Forum participants, some of whom identified themselves as undergraduate students from Indonesia and Malaysia, urged each other to hack websites they considered to be promoting liberal Muslim views.
"By early 2008, we started to see bomb-making manuals and bomb-making videos," Nur Azlin recalled.
With the appearance of these manuals -- taken from Arabic websites -- the reaction from forum participants got more virulent, as they goaded each other to take action rather than stay passive supporters or sympathisers, she said.
In one of the exchanges, participants tried to organise arms training but some said they did not have money to buy AK-47 assault rifles, Nur Azlin said.

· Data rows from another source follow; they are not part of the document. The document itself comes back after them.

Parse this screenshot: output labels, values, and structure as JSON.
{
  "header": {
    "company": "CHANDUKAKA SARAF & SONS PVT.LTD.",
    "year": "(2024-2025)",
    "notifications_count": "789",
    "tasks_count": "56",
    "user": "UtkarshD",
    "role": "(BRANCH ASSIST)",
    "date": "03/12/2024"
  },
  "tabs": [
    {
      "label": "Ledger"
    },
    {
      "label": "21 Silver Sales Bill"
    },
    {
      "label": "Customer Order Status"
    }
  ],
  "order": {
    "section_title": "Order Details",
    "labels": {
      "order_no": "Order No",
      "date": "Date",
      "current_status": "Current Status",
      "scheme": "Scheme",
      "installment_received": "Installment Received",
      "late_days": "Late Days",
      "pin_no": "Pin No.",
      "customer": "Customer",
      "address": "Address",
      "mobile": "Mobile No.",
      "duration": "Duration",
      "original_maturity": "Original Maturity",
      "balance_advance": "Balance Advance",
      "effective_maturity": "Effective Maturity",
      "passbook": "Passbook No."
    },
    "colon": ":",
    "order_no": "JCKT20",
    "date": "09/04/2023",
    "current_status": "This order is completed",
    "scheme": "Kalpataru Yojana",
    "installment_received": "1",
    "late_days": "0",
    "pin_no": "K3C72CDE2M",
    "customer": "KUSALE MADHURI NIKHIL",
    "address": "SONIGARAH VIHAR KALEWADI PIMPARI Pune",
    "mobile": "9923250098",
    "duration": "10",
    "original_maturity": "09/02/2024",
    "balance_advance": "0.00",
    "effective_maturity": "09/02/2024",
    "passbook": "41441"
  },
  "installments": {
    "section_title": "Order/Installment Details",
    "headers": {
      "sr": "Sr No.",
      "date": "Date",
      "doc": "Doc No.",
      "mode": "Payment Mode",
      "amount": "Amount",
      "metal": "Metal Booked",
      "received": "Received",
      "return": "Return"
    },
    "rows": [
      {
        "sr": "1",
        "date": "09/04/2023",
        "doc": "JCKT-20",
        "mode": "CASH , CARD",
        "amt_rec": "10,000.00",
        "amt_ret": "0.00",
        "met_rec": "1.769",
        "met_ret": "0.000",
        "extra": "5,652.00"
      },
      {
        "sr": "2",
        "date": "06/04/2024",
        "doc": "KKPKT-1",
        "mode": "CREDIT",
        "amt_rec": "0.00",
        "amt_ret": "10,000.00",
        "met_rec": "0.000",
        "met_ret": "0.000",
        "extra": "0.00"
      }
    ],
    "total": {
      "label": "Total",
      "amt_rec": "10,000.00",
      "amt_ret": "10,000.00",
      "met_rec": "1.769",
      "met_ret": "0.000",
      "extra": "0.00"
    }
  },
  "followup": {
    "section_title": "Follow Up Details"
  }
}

A group called "Indonesian Airsoft Mujahideen" stepped in and offered to facilitate their training using air rifles and paintball machines, which are widely used for play sessions at corporate training seminars in Asia.
"They would rent the place much like a team-building activity," Nur Azlin said. "They used this training in the meantime that they don't have their AK-47s."
Jolene Jerard, 26, a manager at the centre, said the analysts compile a monthly report about their findings.
The extremist videos they download -- now in high definition and professionally taken compared with the grainy amateurish clips of the past -- are put into a database, one of the biggest collections in Southeast Asia.
The centre shares its findings and analyses with the relevant government authorities and foreign diplomats visit the school for briefings.
"The cyberdomain is an area where governments have been gradually moving into," Jerard said.
"It's a changing threat landscape. I think it is increasingly becoming important and governments are definitely enthusiastic about countering it and putting enough resources in place."